Likewise, Nelson v. Marine Group of Palm Beach, Inc. involved a declaratory action arising from a breach of contract in which an offer of judgment was made. The only matter at issue was entitlement to money held in escrow. The district court held that the dispute over the money held in escrow clearly framed the action as one for damages and, with that predicate, the offer of judgment statute applied. These cases are distinguishable from National Indemnity, a declaratory judgment action where no money damages or payment of money was directly requested and the “real issue” in the case was insurance coverage in a tort action.
There are nuances to this analysis but the focus remains on the “true relief” sought. In that regard, in a case seeking both monetary as well as non-monetary damages, if a PFS is directed solely toward the monetary damages it will likely be enforceable if all other statutory requirements are met. For example, MYD Marine Distributor, Inc. v. International Paint Ltd., a 2016 case decided by the Fourth DCA, involved a paint manufacturer that moved for costs and attorney’s fees after prevailing in a paint distributor’s antitrust action against the manufacturer, in which the manufacturer had served offers of judgment. The offers of judgment expressly stated that they were only directed toward the claims for monetary damages and that each PFS did not attempt to resolve any claims for injunctive relief. While the complaint alleged several causes of action for conspiracy in restraint of trade and breach of contract and MYD asked for damages, costs and fees, and permanent injunction relief, MYD did not actually pursue any nonmonetary relief during the course of litigation and instead only sought money damages. For that reason the PFS directed toward the claims for monetary damages was held to be enforceable under Fla. Stats. § 768.79.
Likewise, a passing reference to “equitable relief” in a complaint does not automatically render a PFS invalid. In Faith Freight Forwarding Corp. v. Anias, another 2016 opinion, theThird DCA reversed the trial court’s order holding that the employee’s offer of judgment pursuant to section 768.79 was invalid. That case is analogous to DiPompeo, where the plaintiff’s claim was found to be an action for damages because the “real issue” before the court was whether the recruiting firm was owed a commission.
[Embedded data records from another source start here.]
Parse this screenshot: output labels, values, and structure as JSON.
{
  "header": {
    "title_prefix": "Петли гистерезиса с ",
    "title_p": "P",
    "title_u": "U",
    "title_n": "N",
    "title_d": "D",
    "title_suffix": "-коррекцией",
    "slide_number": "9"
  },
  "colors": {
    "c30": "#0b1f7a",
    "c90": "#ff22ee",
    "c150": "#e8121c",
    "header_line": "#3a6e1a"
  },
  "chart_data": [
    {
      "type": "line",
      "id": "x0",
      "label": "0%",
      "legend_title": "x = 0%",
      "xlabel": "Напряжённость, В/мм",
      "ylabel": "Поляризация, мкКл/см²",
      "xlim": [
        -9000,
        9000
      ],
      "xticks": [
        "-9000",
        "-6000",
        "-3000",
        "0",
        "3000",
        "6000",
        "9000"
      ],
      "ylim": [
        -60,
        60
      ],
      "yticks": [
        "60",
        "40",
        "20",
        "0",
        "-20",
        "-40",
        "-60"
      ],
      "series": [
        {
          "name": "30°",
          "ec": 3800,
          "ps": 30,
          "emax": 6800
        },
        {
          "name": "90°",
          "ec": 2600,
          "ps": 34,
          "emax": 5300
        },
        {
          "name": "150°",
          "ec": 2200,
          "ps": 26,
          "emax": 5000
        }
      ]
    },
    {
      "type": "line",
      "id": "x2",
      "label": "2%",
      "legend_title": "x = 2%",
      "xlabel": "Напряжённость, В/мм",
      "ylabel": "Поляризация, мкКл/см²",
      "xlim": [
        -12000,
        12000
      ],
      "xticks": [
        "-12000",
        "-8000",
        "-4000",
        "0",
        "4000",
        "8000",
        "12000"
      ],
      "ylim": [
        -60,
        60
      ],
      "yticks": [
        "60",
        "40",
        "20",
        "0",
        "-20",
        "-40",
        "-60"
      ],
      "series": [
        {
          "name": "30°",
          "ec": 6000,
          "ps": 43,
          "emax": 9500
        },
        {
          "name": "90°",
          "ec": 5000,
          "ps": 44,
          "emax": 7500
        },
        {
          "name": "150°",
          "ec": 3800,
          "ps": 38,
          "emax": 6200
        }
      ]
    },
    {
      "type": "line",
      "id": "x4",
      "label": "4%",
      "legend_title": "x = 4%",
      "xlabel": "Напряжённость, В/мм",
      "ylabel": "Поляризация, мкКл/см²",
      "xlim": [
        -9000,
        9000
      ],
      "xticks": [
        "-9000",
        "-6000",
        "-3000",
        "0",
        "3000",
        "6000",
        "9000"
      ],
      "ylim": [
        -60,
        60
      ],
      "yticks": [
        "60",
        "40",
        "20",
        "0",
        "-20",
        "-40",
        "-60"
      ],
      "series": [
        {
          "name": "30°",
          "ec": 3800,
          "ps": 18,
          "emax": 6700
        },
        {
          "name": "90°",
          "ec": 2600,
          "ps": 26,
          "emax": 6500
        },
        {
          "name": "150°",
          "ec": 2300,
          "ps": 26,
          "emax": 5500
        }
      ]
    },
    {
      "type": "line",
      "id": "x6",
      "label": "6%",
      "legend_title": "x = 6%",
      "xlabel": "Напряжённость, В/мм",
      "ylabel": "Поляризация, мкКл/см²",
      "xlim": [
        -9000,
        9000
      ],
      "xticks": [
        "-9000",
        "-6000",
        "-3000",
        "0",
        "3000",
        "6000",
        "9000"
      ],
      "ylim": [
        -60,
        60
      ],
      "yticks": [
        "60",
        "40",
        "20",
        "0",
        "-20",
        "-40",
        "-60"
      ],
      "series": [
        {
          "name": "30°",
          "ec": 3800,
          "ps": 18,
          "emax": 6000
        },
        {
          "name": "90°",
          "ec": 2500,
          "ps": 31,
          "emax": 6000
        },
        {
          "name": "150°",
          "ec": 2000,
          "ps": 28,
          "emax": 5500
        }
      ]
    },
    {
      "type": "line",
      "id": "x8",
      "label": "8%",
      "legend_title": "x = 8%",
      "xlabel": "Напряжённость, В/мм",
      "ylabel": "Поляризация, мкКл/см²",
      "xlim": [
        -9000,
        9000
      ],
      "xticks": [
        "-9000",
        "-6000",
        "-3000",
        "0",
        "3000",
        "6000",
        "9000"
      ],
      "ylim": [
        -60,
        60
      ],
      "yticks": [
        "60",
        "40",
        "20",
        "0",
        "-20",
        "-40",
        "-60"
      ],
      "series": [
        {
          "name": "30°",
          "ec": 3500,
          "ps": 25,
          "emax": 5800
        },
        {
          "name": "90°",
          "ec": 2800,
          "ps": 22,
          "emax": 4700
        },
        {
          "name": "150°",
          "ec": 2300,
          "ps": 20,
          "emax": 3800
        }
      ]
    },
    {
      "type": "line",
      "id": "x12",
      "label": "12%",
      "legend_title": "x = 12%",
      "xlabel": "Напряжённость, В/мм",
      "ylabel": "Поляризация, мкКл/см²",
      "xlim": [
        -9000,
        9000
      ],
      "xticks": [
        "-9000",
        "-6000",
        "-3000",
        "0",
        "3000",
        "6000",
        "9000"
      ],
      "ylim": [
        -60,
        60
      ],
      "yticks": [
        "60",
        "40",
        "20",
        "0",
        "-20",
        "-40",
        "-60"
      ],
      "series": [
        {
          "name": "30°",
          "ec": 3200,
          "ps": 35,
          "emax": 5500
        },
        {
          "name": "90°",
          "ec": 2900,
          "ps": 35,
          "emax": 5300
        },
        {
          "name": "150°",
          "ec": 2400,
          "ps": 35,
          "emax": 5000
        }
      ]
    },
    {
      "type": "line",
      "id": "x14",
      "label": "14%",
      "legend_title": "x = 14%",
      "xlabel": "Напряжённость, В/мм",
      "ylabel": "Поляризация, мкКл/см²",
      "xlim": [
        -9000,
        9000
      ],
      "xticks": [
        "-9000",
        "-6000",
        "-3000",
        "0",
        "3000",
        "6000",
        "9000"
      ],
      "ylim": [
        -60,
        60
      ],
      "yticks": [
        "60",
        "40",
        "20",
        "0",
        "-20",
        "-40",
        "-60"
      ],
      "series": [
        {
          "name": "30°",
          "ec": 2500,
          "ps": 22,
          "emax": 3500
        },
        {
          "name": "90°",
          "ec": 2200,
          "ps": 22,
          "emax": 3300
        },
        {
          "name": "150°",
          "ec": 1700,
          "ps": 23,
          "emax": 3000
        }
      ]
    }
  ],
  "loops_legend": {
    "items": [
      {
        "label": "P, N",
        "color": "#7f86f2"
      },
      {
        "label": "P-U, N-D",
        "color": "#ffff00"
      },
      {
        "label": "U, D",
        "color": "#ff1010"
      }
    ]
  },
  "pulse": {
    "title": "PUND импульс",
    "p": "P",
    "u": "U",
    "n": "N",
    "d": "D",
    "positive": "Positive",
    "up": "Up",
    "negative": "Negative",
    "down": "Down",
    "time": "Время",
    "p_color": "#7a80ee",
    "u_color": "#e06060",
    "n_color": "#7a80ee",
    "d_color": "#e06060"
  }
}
The employee’s reference to equitable relief in the operative complaint did not change the court’s conclusion, particularly where the employer could not identify any equitable relief that was ever actually at issue in discovery or at trial.
This trend of enforcing proposals for settlement in cases involving claims for equitable relief paves the path for defense attorneys to be creative in drafting proposals for settlement. If a PFS is carefully worded and directed only toward claims for monetary damages, or if the “true relief” sought is for monetary damages (even in a purported claim for declaratory relief), courts are inclined to uphold offers of judgment. Long gone are the days when plaintiff’s attorneys could avoid a PFS by including a claim for declaratory relief in their pleadings.